## To create a vector DB with embeddings of the codebase


Steps:

- We will upload all python project files using the langchain_community.document_loaders.TextLoader
- iterate over the files in the LangChain repository and loads every .py file
- splitting stragey :
    - Keep top-level functions and classes together (into a single document)
    - Put remaining code into a separate document
    - Retains metadata about where each split comes from  

Required libraries:

langchain-openai tiktoken langchain-chroma langchain GitPython

Reference: https://python.langchain.com/v0.1/docs/use_cases/code_understanding/

In [1]:
# ! pip install --upgrade --quiet tiktoken langchain-chroma 
# ! pip install langchain-community

In [2]:
from dotenv import load_dotenv
import os
load_dotenv('/Users/sjr11/Work/SelfLearning/Git Chat Agent/ai_git_assistant/.env')
print(os.getenv('LANGCHAIN_PROJECT'))

gitchat_assistant


In [3]:
from git import Repo
from langchain_community.document_loaders.generic import GenericLoader
from langchain_community.document_loaders.parsers import LanguageParser
from langchain_text_splitters import Language

In [4]:
# Clone Repo locally if not already done 
repo_path = '/Users/sjr11/Work/SelfLearning/sql_python_etl/python_sql_etl'
repo_url = "https://github.com/shailu1309/python_sql_etl.git"
if not os.path.exists(repo_path):
    # Clone the repository if it doesn't exist
    repo = Repo.clone_from(repo_url, to_path=repo_path)
else:
    # Open the existing repository
    repo = Repo(repo_path)
    print("Repository already exists at the specified path.")
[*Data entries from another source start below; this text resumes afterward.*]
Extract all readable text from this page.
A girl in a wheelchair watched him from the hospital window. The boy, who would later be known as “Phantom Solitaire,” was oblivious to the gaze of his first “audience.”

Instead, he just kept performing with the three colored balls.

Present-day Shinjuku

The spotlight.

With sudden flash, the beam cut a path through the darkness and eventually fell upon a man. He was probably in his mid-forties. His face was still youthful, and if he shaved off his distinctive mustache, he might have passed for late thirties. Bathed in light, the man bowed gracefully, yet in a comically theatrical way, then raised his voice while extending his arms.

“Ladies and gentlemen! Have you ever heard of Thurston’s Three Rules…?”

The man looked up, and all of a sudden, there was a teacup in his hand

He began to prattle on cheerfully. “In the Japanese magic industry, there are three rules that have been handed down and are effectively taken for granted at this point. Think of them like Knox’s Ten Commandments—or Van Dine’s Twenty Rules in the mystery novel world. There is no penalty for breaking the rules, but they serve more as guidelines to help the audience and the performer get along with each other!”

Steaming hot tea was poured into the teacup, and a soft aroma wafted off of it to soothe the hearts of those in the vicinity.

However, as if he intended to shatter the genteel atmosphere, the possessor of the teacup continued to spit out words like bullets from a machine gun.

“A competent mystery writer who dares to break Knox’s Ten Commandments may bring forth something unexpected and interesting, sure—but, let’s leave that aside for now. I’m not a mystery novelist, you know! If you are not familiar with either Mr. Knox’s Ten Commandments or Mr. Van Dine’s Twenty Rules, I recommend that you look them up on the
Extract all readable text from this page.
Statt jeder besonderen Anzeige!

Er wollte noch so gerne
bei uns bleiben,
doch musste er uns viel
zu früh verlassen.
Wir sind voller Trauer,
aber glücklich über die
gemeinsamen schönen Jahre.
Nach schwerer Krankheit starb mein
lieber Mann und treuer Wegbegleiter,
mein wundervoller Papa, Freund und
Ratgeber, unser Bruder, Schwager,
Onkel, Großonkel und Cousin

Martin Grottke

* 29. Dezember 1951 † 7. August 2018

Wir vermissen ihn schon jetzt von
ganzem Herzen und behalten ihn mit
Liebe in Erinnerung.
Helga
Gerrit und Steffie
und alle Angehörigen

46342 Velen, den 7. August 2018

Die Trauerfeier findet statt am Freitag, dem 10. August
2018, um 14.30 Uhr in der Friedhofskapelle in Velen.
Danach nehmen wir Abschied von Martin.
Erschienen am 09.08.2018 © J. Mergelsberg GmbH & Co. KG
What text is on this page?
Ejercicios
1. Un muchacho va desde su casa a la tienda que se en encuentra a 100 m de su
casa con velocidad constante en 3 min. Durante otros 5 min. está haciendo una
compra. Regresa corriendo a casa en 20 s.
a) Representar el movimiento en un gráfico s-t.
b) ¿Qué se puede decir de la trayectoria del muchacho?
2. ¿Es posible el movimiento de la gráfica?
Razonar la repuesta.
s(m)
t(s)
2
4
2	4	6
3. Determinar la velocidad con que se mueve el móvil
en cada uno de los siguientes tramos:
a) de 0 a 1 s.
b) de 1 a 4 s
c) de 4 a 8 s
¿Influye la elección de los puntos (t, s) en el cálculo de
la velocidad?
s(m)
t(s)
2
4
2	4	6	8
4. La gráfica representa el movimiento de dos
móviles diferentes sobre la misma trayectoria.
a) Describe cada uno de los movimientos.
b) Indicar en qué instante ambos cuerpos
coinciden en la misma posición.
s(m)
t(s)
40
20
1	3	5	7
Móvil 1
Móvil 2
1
Repository already exists at the specified path.


In [5]:
# Load
loader = GenericLoader.from_filesystem(
    repo_path,
    glob="**/*",
    suffixes=[".py"],
    exclude=["**/non-utf8-encoding.py"],
    parser=LanguageParser(language=Language.PYTHON, parser_threshold=500),
)
documents = loader.load()
len(documents)

4

In [12]:
documents[0]

Document(metadata={'source': '/Users/sjr11/Work/SelfLearning/sql_python_etl/python_sql_etl/create_mock_db.py', 'language': <Language.PYTHON: 'python'>}, page_content="import sqlite3\n\nconnection = sqlite3.connect('sqlite_mock.db')\ncursor = connection.cursor()\n\ncursor.execute('''CREATE TABLE IF NOT EXISTS table1 \n               (id INTEGER, col1 TEXT)''')\ncursor.execute('''CREATE TABLE IF NOT EXISTS table2 \n               (id INTEGER, col2 TEXT)''')\n\ncursor.executemany('INSERT INTO table1 (id, col1) VALUES (?, ?)', [\n            (1, 'dummy'), (2, 'example'), (3, ''), (4, 'test')])\ncursor.executemany('INSERT INTO table2 (id, col2) VALUES (?, ?)', [\n            (1, 'value1'), (2, None), (3, 'value3'), (4, 'value4')])\n\n# Commit the changes to the database\nconnection.commit()\n\n# Query the database to retrieve data\ncursor.execute('SELECT * FROM table1;')\nrows = cursor.fetchall()\nprint(len(rows))\nconnection\nconnection.close()\n\n")

In [13]:
# Splitting - Split the Document into chunks for embedding and vector storage.
# We can use RecursiveCharacterTextSplitter w/ language specified.
from langchain_text_splitters import RecursiveCharacterTextSplitter

python_splitter = RecursiveCharacterTextSplitter.from_language(
    language=Language.PYTHON, chunk_size=2000, chunk_overlap=200
)
texts = python_splitter.split_documents(documents)
len(texts)

5

### creating embedding with Retrieval QA
We need to store the documents in a way we can semantically search for their content.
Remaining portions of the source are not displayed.